Trump’s dominant position in Massachusetts is buoyed by high favorability ratings, as 64 percent of likely GOP voters view him favorably compared to 32 percent who view him unfavorably. Political analysts have argued that Trump would hit a ceiling with voters because he is viewed warily by Republicans and extremely negatively by independent and Democratic voters. In South Carolina, for example, 50 percent of Republican primary voters viewed him favorably, compared to 41 percent unfavorably, according to a Monmouth University poll [PDF].
But the Emerson poll suggests that dynamic does not apply for Republicans in the Bay State.
The poll consisted of interviews with 289 likely GOP primary voters and has a margin of error of plus or minus 5.7 percent.
On the Democratic side, however, the primary is now a toss-up.
Sen. Bernie Sanders and Hillary Clinton are locked at 46 percent support apiece, according to the Emerson poll. Men favor Sanders over Clinton by a 60 to 35 percent margin, while women favor Clinton by 56 to 34 percent.

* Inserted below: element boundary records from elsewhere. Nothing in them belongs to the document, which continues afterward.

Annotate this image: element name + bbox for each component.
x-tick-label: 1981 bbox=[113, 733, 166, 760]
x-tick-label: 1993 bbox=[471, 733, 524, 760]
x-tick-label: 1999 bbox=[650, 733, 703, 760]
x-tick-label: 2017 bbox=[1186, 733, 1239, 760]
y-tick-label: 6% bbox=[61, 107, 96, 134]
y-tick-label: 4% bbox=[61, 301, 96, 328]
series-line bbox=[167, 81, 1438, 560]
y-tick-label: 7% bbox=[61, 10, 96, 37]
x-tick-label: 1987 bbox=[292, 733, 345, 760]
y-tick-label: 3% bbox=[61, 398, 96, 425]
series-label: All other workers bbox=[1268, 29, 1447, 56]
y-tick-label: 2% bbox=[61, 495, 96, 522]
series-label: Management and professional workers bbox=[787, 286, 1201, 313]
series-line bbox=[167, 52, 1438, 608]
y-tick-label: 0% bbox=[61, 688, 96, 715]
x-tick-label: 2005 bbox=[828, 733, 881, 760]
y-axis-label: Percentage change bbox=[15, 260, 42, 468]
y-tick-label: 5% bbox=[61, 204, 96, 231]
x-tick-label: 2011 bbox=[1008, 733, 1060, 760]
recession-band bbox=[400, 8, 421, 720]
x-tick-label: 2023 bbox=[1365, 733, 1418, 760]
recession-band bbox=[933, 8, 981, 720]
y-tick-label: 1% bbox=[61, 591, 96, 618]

The poll had a margin of error of plus or minus 4.75 percent.
A total of 11 states hold primaries or caucuses next Tuesday, and Massachusetts is one of two states where Sanders has shown some life. Sanders has struggled to make inroads with African American voters, who make up a large share of the Democratic primary vote in most of the states voting next week.
Kimball said the Emerson poll’s subset of results that looked at race are too small to extrapolate. But among those who said race relations was their top issue, 61 percent support Clinton while 36 percent support Sanders, he said.